Daniel draws on ancient texts, myths, ballads and tales with an insightful new twist, wry and uniquely his own.
It’s a lovely little book, some of it absolutely great. I especially like the midrash on Eve.
Robin Williamson (bard, storyteller, founder-member of the Incredible String Band.)
These retellings are brave, beautiful and original, combining a genuine appreciation of the original myths and legends with a rigorous new system of ethics. They are a fresh illustration of the eternal truth that good stories will live for ever, providing that they can still find good storytellers to adapt them.
Ronald Hutton (author of The Triumph of the Moon, The Pagan Religions of the Ancient British Isles, and many other books and articles.)
Cohen’s stories teach us insights into gender roles, especially those involving heroism today. They are self-conscious as he recognizes that they want to be told through him, but they are never boringly didactic. Story itself shines forth as creatrix/creator – not of banalities, but richly of fantasies.
This author sees behind stories’ seams through his critical eye and voice. His Theseus (or Perseus) is no muscle-bound gym-rat, but a male who returns to Ariadne, having confronted his brother deep inside the labyrinth, and celebrates her re-weaving the crucial thread “as a connection now between the ordinary world and the mysteries of the deep labyrinth.”

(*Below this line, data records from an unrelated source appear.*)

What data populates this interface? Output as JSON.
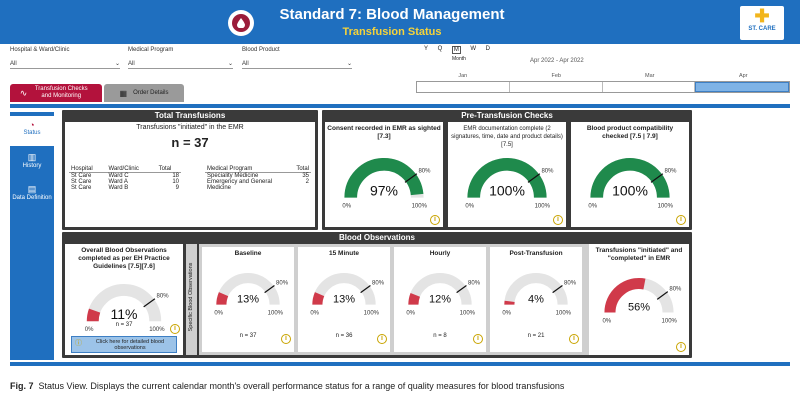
{
  "header": {
    "title": "Standard 7: Blood Management",
    "subtitle": "Transfusion Status",
    "brand": "ST. CARE",
    "icon": "blood-drop-icon"
  },
  "filters": [
    {
      "label": "Hospital & Ward/Clinic",
      "value": "All"
    },
    {
      "label": "Medical Program",
      "value": "All"
    },
    {
      "label": "Blood Product",
      "value": "All"
    }
  ],
  "period": {
    "granularity": [
      "Y",
      "Q",
      "M",
      "W",
      "D"
    ],
    "selected": "M",
    "label": "Month",
    "range": "Apr 2022 - Apr 2022",
    "months": [
      "Jan",
      "Feb",
      "Mar",
      "Apr"
    ],
    "selected_month": "Apr"
  },
  "tabs": [
    {
      "label": "Transfusion Checks and Monitoring",
      "active": true
    },
    {
      "label": "Order Details",
      "active": false
    }
  ],
  "sidebar": [
    {
      "label": "Status",
      "icon": "status-icon",
      "active": true
    },
    {
      "label": "History",
      "icon": "bar-chart-icon",
      "active": false
    },
    {
      "label": "Data Definition",
      "icon": "document-icon",
      "active": false
    }
  ],
  "total_transfusions": {
    "title": "Total Transfusions",
    "caption": "Transfusions \"initiated\" in the EMR",
    "count": "n = 37",
    "hospital_table": {
      "headers": [
        "Hospital",
        "Ward/Clinic",
        "Total"
      ],
      "rows": [
        [
          "St Care",
          "Ward C",
          "18"
        ],
        [
          "St Care",
          "Ward A",
          "10"
        ],
        [
          "St Care",
          "Ward B",
          "9"
        ]
      ]
    },
    "program_table": {
      "headers": [
        "Medical Program",
        "Total"
      ],
      "rows": [
        [
          "Speciality Medicine",
          "35"
        ],
        [
          "Emergency and General Medicine",
          "2"
        ]
      ]
    }
  },
  "pre_checks": {
    "title": "Pre-Transfusion Checks",
    "gauges": [
      {
        "title": "Consent recorded in EMR as sighted [7.3]",
        "value": 97,
        "display": "97%"
      },
      {
        "title": "EMR documentation complete (2 signatures, time, date and product details) [7.5]",
        "value": 100,
        "display": "100%"
      },
      {
        "title": "Blood product compatibility checked [7.5 | 7.9]",
        "value": 100,
        "display": "100%"
      }
    ]
  },
  "observations": {
    "title": "Blood Observations",
    "overall": {
      "title": "Overall Blood Observations completed as per EH Practice Guidelines [7.5][7.6]",
      "value": 11,
      "display": "11%",
      "n": "n = 37"
    },
    "detail_button": "Click here for detailed blood observations",
    "vertical_label": "Specific Blood Observations",
    "gauges": [
      {
        "title": "Baseline",
        "value": 13,
        "display": "13%",
        "n": "n = 37"
      },
      {
        "title": "15 Minute",
        "value": 13,
        "display": "13%",
        "n": "n = 36"
      },
      {
        "title": "Hourly",
        "value": 12,
        "display": "12%",
        "n": "n = 8"
      },
      {
        "title": "Post-Transfusion",
        "value": 4,
        "display": "4%",
        "n": "n = 21"
      }
    ],
    "completed": {
      "title": "Transfusions \"initiated\" and \"completed\" in EMR",
      "value": 56,
      "display": "56%"
    }
  },
  "gauge_scale": {
    "min": "0%",
    "target": "80%",
    "max": "100%",
    "target_value": 80
  },
  "colors": {
    "green": "#1f8a4c",
    "red": "#d03a4a",
    "track": "#e4e4e4",
    "header": "#1f6fbf",
    "tab_active": "#b3123c",
    "accent": "#f5d33a"
  },
  "caption": {
    "fig": "Fig. 7",
    "text": "Status View. Displays the current calendar month's overall performance status for a range of quality measures for blood transfusions"
  }
}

These are long-polished re-viewing and re-insighting narratives of classical and late-European versions of magical shoes and trees and tricksters, biblical midrashim, Goddesses and Scottish salmon, characters such as Arawn and Pwyll. They make me wish I had children to tell them to (oh, yeah, a buddy’s girls, they’ll giggle with delight). Notes at the end explain starting points for these engaging narratives.